In a bid to reduce the obesity problem that is epidemic across the US, the New York City Board of Health has voted in favor of banning the sale of large sodas and other high-sugar drinks in New York City. Under the proposed measure, some service providers will be banned from selling sodas and other sugary drinks in containers larger than 16 ounces in NYC.
Mayor Michael R. Bloomberg has spearheaded this sugar-reduction campaign with the view that the move will help to save lives. New Yorkers have high rates of diabetes and obesity-related health problems, and according to the city’s health department 5,000 New Yorkers die every year due to obesity-related health issues. Conflicting polls show that New Yorkers have mixed feelings about the ban, with some rallying against the idea of a ban, and others hoping that other US cities will follow suit.

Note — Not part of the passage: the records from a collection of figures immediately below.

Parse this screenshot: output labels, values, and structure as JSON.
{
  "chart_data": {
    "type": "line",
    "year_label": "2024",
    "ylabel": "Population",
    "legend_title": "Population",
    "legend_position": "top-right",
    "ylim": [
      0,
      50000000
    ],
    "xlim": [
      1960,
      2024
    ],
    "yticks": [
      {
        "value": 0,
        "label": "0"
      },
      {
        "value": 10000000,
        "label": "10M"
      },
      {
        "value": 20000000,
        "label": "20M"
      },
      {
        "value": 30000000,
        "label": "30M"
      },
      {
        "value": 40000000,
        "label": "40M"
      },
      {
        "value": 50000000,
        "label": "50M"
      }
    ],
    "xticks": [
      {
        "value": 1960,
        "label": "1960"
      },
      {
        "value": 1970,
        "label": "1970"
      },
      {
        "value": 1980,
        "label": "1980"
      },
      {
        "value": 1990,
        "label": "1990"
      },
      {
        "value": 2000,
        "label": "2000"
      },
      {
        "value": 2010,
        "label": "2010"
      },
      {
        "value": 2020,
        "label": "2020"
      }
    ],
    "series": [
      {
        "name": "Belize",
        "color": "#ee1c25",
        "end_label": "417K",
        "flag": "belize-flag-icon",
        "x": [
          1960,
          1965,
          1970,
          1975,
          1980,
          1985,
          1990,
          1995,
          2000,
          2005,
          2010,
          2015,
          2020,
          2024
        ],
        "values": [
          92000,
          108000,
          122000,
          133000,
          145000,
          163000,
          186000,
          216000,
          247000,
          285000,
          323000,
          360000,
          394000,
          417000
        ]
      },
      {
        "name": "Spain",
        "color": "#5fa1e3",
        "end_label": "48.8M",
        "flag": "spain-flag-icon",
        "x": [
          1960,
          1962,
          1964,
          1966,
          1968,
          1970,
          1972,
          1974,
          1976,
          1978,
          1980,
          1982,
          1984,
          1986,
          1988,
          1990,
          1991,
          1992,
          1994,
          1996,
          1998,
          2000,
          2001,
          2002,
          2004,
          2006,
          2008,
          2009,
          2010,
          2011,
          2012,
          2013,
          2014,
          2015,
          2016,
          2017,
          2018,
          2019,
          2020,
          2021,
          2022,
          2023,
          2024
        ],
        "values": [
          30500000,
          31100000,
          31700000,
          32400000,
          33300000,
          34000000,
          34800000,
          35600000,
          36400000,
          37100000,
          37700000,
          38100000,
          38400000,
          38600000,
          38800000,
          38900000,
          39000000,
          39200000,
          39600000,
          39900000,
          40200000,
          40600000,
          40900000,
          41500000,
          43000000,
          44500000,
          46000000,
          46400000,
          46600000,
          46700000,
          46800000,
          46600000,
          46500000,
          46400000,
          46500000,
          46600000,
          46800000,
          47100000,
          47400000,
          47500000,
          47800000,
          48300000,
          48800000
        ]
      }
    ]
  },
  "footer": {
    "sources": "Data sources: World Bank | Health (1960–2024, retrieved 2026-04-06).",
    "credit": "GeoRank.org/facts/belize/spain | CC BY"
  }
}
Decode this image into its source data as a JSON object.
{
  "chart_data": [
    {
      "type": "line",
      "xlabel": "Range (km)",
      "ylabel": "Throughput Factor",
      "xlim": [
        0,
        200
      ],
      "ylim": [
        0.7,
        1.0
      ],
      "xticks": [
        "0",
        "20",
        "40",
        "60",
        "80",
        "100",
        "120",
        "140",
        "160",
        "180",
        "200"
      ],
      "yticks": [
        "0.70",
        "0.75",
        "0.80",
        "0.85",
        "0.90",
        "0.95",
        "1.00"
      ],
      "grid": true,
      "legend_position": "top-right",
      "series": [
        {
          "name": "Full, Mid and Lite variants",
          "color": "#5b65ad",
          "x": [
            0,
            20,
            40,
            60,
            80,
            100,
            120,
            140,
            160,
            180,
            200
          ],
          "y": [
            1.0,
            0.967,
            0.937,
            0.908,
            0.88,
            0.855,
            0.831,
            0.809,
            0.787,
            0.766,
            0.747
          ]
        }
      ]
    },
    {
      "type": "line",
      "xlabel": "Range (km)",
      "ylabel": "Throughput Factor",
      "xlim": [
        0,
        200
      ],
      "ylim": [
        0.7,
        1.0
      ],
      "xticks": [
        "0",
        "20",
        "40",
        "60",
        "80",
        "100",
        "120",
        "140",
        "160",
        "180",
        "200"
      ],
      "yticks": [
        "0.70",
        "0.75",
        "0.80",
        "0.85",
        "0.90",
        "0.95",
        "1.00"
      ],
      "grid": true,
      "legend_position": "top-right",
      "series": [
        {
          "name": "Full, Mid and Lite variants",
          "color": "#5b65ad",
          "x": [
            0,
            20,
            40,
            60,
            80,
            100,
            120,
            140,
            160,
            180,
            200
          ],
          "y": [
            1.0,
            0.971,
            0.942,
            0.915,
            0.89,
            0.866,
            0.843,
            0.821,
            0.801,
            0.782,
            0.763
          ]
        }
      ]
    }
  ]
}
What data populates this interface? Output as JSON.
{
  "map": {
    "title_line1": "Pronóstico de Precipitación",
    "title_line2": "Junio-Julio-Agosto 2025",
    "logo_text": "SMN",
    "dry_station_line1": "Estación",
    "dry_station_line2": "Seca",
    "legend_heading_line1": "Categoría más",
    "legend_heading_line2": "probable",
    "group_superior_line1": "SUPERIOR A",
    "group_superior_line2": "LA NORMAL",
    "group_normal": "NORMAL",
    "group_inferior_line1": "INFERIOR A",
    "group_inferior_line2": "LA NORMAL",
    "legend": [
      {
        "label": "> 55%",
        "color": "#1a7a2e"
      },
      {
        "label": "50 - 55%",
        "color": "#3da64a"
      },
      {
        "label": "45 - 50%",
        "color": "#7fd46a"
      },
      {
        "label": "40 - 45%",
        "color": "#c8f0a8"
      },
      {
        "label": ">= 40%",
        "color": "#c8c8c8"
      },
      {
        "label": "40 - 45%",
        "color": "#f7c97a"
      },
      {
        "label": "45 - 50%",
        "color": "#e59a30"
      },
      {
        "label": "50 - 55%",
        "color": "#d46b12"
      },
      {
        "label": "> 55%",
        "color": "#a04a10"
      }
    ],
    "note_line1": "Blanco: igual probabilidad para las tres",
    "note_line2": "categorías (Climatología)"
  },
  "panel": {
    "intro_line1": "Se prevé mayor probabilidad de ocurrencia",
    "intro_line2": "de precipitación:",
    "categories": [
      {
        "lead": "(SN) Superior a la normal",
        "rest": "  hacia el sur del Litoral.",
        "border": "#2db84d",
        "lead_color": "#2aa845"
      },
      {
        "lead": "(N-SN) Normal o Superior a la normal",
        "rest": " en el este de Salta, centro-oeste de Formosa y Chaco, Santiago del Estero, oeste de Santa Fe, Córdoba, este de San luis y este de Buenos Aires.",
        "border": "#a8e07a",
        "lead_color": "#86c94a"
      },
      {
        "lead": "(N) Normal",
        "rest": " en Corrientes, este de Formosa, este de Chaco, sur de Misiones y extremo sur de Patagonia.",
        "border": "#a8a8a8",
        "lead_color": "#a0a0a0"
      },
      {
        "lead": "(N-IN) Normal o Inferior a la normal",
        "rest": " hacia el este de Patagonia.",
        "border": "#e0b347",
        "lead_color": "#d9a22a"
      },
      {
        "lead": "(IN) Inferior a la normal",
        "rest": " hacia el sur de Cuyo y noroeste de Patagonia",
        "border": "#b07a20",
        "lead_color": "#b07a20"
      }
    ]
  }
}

Unsurprisingly, the American soft-drink industry has been campaigning strongly against the measure, and recently vowed to fight it through any legal means possible. Eliot Hoff, spokesperson for the industry-funded group New Yorkers for Beverage Choices, cites public opinion and local businesses as major arguments against the impending ban. One advert by the soda industry argues that the policy restricts consumers’ freedom to buy beverages. However only outlets such as movie theaters, restaurants, and stadium concession stands, which are inspected by the health department, will be banned from selling large sodas, as convenience stores and vending machines will be exempt from the ban.
American citizens who are for the ban point out that consumers can still purchase additional soft drinks at all venues, if the smaller quantities do not satisfy them, but that the ban will make it less common for New Yorkers to guzzle 16 oz sodas in one sitting.
The ban will come into place on March 12, pending judge approval.